Those guys at Liberty Racing are always up to something; this time, they’re skipping the Moscow round of the World Superbike series.
Liberty Racing has been in the headlines for months now; they canceled their Superstock effort last winter, complained very publicly about WSBK management this spring after racing at Monza, and rider Sylvain Guintoli recently left the team when they didn’t provide him a motorcycle at Brno.
Why do we care? Well, last year’s Canadian Superbike champion, Brett McCormick, races for Liberty, and he’s been responsible for some of those headlines, when he had a scary crash at the Assen round. He’s been recovering ever since, and was supposed to return at the last WSBK round at Silverstone. That didn’t happen – Liberty said he was mentally fit to return, but not recovered enough physically to race.
On their website, a press release says he’s undergoing training before the Sept. 9 race at Nürburgring, to make sure he’s ready. The release also says “Looking for the next round, that it will be held Sept. 9 at Nürburgring , the Liberty Team is overhauling its staff organization and sport planning for next year, when the Liberty Racing will be at the start of the World Superbike Championship determined to improve its results.” So, there are changes afoot.
Here’s the full body of that press release.
“There are only few rounds at the end of the SBK World Championship 2012, races that for the Liberty Racing Team aren’t not decisive for the standings, but without any doubt for the Czech Team management the last part of the season is a prelude to a constructive reorganization of its human, technical and logistical resources for the next racing season.

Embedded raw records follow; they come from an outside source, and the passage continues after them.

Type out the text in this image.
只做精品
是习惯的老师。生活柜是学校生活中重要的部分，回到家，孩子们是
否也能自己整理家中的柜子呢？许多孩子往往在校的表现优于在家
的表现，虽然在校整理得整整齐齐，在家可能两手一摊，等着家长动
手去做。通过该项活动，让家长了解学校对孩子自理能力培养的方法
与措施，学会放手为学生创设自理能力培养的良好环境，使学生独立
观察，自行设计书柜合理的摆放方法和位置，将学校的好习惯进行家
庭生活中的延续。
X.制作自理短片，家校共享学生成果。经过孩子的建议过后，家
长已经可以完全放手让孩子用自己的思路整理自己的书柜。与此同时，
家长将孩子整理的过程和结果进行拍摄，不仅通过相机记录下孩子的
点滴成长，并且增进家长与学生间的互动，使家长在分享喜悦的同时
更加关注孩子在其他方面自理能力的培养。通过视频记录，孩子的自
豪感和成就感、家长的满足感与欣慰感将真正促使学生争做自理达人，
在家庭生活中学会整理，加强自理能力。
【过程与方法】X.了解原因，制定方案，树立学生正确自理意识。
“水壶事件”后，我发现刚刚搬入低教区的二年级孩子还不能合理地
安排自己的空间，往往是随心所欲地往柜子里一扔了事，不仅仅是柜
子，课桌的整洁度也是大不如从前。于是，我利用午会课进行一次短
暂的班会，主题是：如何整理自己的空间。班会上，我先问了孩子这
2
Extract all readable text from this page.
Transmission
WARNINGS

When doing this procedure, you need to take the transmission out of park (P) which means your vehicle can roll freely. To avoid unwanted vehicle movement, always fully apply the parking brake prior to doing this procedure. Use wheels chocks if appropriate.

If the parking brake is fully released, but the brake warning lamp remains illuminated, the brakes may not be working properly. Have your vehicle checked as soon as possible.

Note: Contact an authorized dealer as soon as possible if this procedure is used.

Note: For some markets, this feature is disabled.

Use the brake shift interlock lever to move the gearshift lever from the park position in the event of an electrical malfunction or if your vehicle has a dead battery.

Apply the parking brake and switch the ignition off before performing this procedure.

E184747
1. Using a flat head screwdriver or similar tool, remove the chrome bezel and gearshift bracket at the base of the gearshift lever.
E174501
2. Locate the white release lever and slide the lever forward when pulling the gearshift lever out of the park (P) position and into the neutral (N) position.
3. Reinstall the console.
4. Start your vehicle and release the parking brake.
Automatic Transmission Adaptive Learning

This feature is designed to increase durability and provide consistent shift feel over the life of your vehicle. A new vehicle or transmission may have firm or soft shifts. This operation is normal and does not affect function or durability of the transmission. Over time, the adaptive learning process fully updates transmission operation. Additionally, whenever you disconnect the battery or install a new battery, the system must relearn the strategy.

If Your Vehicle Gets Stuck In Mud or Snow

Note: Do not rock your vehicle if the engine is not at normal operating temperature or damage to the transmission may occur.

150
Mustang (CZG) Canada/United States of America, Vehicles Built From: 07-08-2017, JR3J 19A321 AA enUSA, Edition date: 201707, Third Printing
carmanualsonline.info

The team is looking to the present by projecting its investment towards the future and on the basis of this consideration, the Liberty Racing Team has consciously decided not to take part in the Moscow Grand Prix, which will take place during the last weekend of August and it represents the absolute premiere on Russian soil for the production-based racing series.

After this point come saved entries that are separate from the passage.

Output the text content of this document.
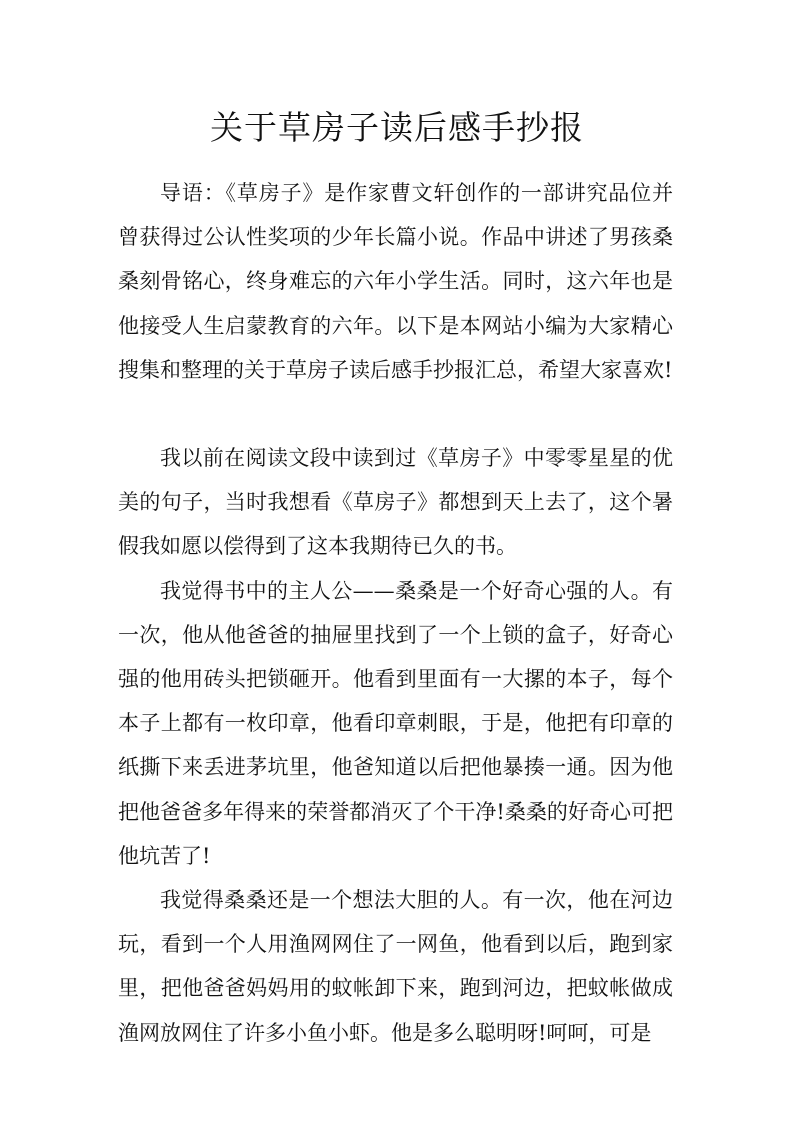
关于草房子读后感手抄报

导语：《草房子》是作家曹文轩创作的一部讲究品位并曾获得过公认性奖项的少年长篇小说。作品中讲述了男孩桑桑刻骨铭心，终身难忘的六年小学生活。同时，这六年也是他接受人生启蒙教育的六年。以下是本网站小编为大家精心搜集和整理的关于草房子读后感手抄报汇总，希望大家喜欢!

我以前在阅读文段中读到过《草房子》中零零星星的优美的句子，当时我想看《草房子》都想到天上去了，这个暑假我如愿以偿得到了这本我期待已久的书。

我觉得书中的主人公——桑桑是一个好奇心强的人。有一次，他从他爸爸的抽屉里找到了一个上锁的盒子，好奇心强的他用砖头把锁砸开。他看到里面有一大摞的本子，每个本子上都有一枚印章，他看印章刺眼，于是，他把有印章的纸撕下来丢进茅坑里，他爸知道以后把他暴揍一通。因为他把他爸爸多年得来的荣誉都消灭了个干净!桑桑的好奇心可把他坑苦了!

我觉得桑桑还是一个想法大胆的人。有一次，他在河边玩，看到一个人用渔网网住了一网鱼，他看到以后，跑到家里，把他爸爸妈妈用的蚊帐卸下来，跑到河边，把蚊帐做成渔网放网住了许多小鱼小虾。他是多么聪明呀!呵呵，可是
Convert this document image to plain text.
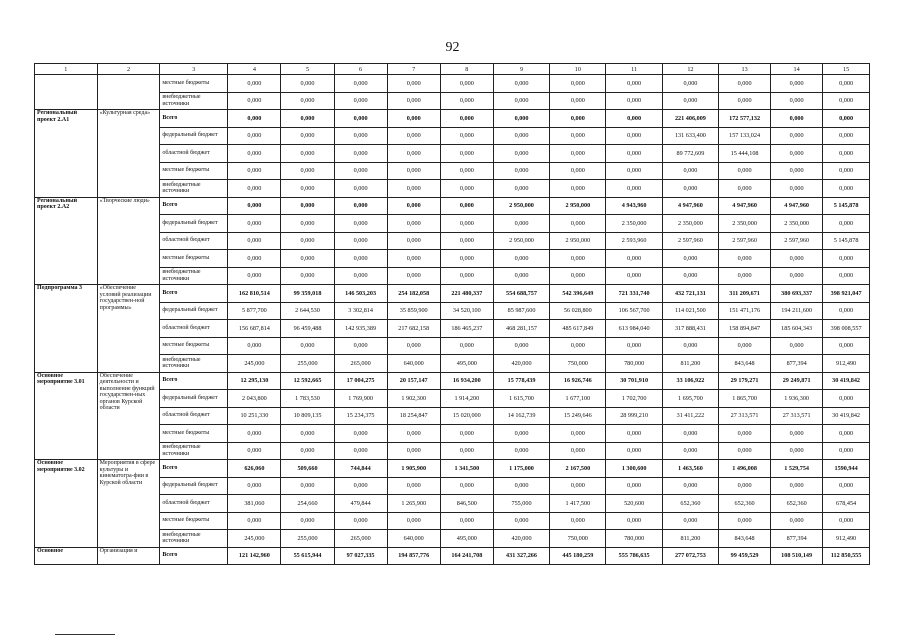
92
1	2	3	4	5	6	7	8	9	10	11	12	13	14	15
		местные бюджеты	0,000	0,000	0,000	0,000	0,000	0,000	0,000	0,000	0,000	0,000	0,000	0,000
		внебюджетные источники	0,000	0,000	0,000	0,000	0,000	0,000	0,000	0,000	0,000	0,000	0,000	0,000
Региональный проект 2.А1	«Культурная среда»	Всего	0,000	0,000	0,000	0,000	0,000	0,000	0,000	0,000	221 406,009	172 577,132	0,000	0,000
		федеральный бюджет	0,000	0,000	0,000	0,000	0,000	0,000	0,000	0,000	131 633,400	157 133,024	0,000	0,000
		областной бюджет	0,000	0,000	0,000	0,000	0,000	0,000	0,000	0,000	89 772,609	15 444,108	0,000	0,000
		местные бюджеты	0,000	0,000	0,000	0,000	0,000	0,000	0,000	0,000	0,000	0,000	0,000	0,000
		внебюджетные источники	0,000	0,000	0,000	0,000	0,000	0,000	0,000	0,000	0,000	0,000	0,000	0,000
Региональный проект 2.А2	«Творческие люди»	Всего	0,000	0,000	0,000	0,000	0,000	2 950,000	2 950,000	4 943,960	4 947,960	4 947,960	4 947,960	5 145,878
		федеральный бюджет	0,000	0,000	0,000	0,000	0,000	0,000	0,000	2 350,000	2 350,000	2 350,000	2 350,000	0,000
		областной бюджет	0,000	0,000	0,000	0,000	0,000	2 950,000	2 950,000	2 593,960	2 597,960	2 597,960	2 597,960	5 145,878
		местные бюджеты	0,000	0,000	0,000	0,000	0,000	0,000	0,000	0,000	0,000	0,000	0,000	0,000
		внебюджетные источники	0,000	0,000	0,000	0,000	0,000	0,000	0,000	0,000	0,000	0,000	0,000	0,000
Подпрограмма 3	«Обеспечение условий реализации государствен-ной программы»	Всего	162 810,514	99 359,018	146 503,203	254 182,058	221 480,337	554 688,757	542 396,649	721 331,740	432 721,131	311 209,671	380 693,337	398 921,047
		федеральный бюджет	5 877,700	2 644,530	3 302,814	35 859,900	34 520,100	85 987,600	56 028,800	106 567,700	114 021,500	151 471,176	194 211,600	0,000
		областной бюджет	156 687,814	96 459,488	142 935,389	217 682,158	186 465,237	468 281,157	485 617,849	613 984,040	317 888,431	158 894,847	185 604,343	398 008,557
		местные бюджеты	0,000	0,000	0,000	0,000	0,000	0,000	0,000	0,000	0,000	0,000	0,000	0,000
		внебюджетные источники	245,000	255,000	265,000	640,000	495,000	420,000	750,000	780,000	811,200	843,648	877,394	912,490
Основное мероприятие 3.01	Обеспечение деятельности и выполнение функций государствен-ных органов Курской области	Всего	12 295,130	12 592,665	17 004,275	20 157,147	16 934,200	15 778,439	16 926,746	30 701,910	33 106,922	29 179,271	29 249,871	30 419,842
		федеральный бюджет	2 043,800	1 783,530	1 769,900	1 902,300	1 914,200	1 615,700	1 677,100	1 702,700	1 695,700	1 865,700	1 936,300	0,000
		областной бюджет	10 251,330	10 809,135	15 234,375	18 254,847	15 020,000	14 162,739	15 249,646	28 999,210	31 411,222	27 313,571	27 313,571	30 419,842
		местные бюджеты	0,000	0,000	0,000	0,000	0,000	0,000	0,000	0,000	0,000	0,000	0,000	0,000
		внебюджетные источники	0,000	0,000	0,000	0,000	0,000	0,000	0,000	0,000	0,000	0,000	0,000	0,000
Основное мероприятие 3.02	Мероприятия в сфере культуры и кинематогра-фии в Курской области	Всего	626,060	509,660	744,844	1 905,900	1 341,500	1 175,000	2 167,500	1 300,600	1 463,560	1 496,008	1 529,754	1590,944
		федеральный бюджет	0,000	0,000	0,000	0,000	0,000	0,000	0,000	0,000	0,000	0,000	0,000	0,000
		областной бюджет	381,060	254,660	479,844	1 265,900	846,500	755,000	1 417,500	520,600	652,360	652,360	652,360	678,454
		местные бюджеты	0,000	0,000	0,000	0,000	0,000	0,000	0,000	0,000	0,000	0,000	0,000	0,000
		внебюджетные источники	245,000	255,000	265,000	640,000	495,000	420,000	750,000	780,000	811,200	843,648	877,394	912,490
Основное	Организация и	Всего	121 142,960	55 615,944	97 027,335	194 857,776	164 241,708	431 327,266	445 180,259	555 786,635	277 072,753	99 459,529	108 510,149	112 850,555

Looking for the next round, that it will be held Sept. 9 at Nürburgring , the Liberty Team is overhauling its staff organization and sport planning for next year, when the Liberty Racing will be at the start of the World Superbike Championship determined to improve its results.

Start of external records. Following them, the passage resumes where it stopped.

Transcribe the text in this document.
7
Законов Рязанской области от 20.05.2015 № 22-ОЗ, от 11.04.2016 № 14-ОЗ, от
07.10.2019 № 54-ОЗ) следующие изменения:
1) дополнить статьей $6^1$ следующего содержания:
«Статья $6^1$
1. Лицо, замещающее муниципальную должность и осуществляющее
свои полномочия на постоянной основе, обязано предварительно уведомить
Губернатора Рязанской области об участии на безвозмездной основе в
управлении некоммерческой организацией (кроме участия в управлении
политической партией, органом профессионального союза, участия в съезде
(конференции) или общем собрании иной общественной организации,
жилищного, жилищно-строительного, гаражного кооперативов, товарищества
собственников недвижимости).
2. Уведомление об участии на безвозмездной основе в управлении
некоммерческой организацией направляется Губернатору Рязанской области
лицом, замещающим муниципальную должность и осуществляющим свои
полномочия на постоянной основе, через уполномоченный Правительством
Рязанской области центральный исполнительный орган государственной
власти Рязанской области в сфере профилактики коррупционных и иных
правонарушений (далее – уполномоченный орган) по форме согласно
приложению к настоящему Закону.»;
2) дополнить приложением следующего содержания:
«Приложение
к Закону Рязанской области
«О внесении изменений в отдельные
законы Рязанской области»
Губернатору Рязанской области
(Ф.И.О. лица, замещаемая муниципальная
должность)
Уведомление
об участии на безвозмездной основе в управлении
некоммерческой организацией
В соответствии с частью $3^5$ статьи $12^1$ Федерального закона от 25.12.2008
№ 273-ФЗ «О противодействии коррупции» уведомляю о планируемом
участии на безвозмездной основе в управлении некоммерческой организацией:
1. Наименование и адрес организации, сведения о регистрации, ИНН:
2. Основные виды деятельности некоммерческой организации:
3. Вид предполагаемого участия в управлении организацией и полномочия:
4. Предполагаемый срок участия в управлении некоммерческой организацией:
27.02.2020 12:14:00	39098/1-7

That decision involves also the riders of the Czech team, Kuba Smrž and Maxime Berger, that will arrived in Germany at the beginning of September ready and motivated,  meanwhile the recovery of the third riders of the Team, Brett McCormick, is going on.
The young Canadian during the last GP at Silverstone was able to get back on his bike after his long absence caused by the convalescence from the bad injury happened at Assen. His test on the English circuit, showed that McCormick is mentally ready for racing, but not yet fully recovered from physical point of view.
For this reason the team has agreed with its rider to avoid compromising the final phase of rehabilitation, taking advantage of these additional weeks until the next race at Nürburgring to complete a specific program of intensive training to regain the perfect shape.
The Liberty Racing Team continues in its commitment to motorsport not only animated by the desire to obtain qualitatively significant performance results but also investing in an increasingly profitable and targeted way, thus building its future by analyzing and improving its present with care and foresight.”